Menumbuhkan Rasa Syukur

Saya jadi teringat sahabat saya, katanya kadang kita kurang bersyukur atas nikmat yang telah Tuhan augerahkan untuk kita. Selalu saja merasa kekurangan, kekurangan dan kekurangan... Melihat selalu keatas... Dia bilang cobalah sesering mungkin melihat kebawah, agar rasa cukup dan bersyukur itu bisa tumbuh dihati. Sambil bercanda dia cerita, di lorong yang sempit ada seekor kucing yang lagi jalan-jalan keselip karena genangan air hujan, jatuh dalam selokan yang becek. Kucingpun berkata betapa malangnya nasibku dan betapa hebatnya kau hai air hujan, bisa jatuhkan diriku yang malang ini kedalam selokan. Air hujan pun berkata, hebat lagi awan, dia jatuhkan diriku dari langit yang tinggi. Awan pun berkata, hebat lagi angin, dengan tiupannya membawa aku kemana yang ingin dituju. Angin pun berkata, hebat lagi gunung yang dengan kokohnya menahan tiupanku. Gunung pun berkata hebat lagi tikus, yang dengan tangan dan mulutnya melubangi seluruh tubuhku ini. Tikus pun menjawab hebatlah lagi kau wahai kucing, dirimu bisa menerkamku kapan saja.. membuat hidupku tidak tenang dan dalam mimpiku pun teringat kehebatanmu... Akhirnya dengan senang, puas dan bangga kucingpun berkata.... wahai... betapa beruntungnya diriku... Ternyata Tuhan telah menjadikan nasibku yang terbaik.
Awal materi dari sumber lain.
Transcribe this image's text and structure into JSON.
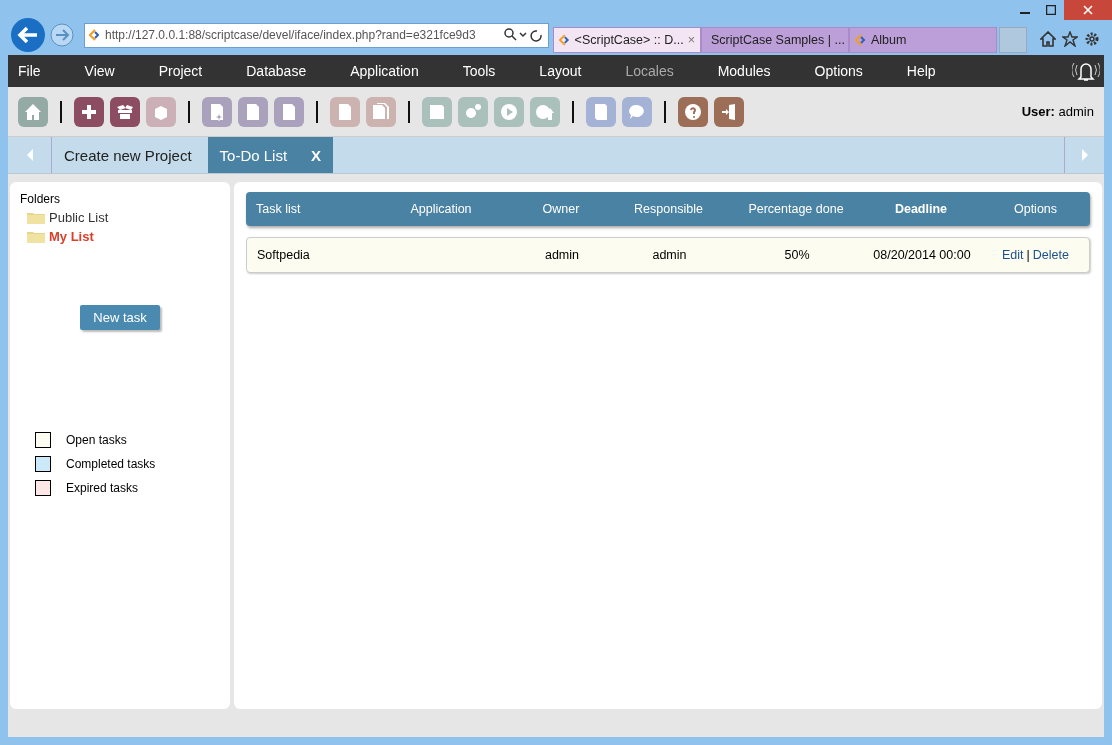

Akupun sadar betapa kadang kita melupakan bahwa Tuhan telah menjadikan kita terbaik, dari sisi dan segi kehebatan juga kekurangan masing-masing individu. Yang pastinya tiap-tiap anugrah Tuhan harus kita syukuri dengan membawanya kepada keridhaan-Nya dan tiap amanah terdapat taneggungjawab yang besar. Tuhan Maha Tahu, manakah anugerah terbaik dan sesuai buat kita.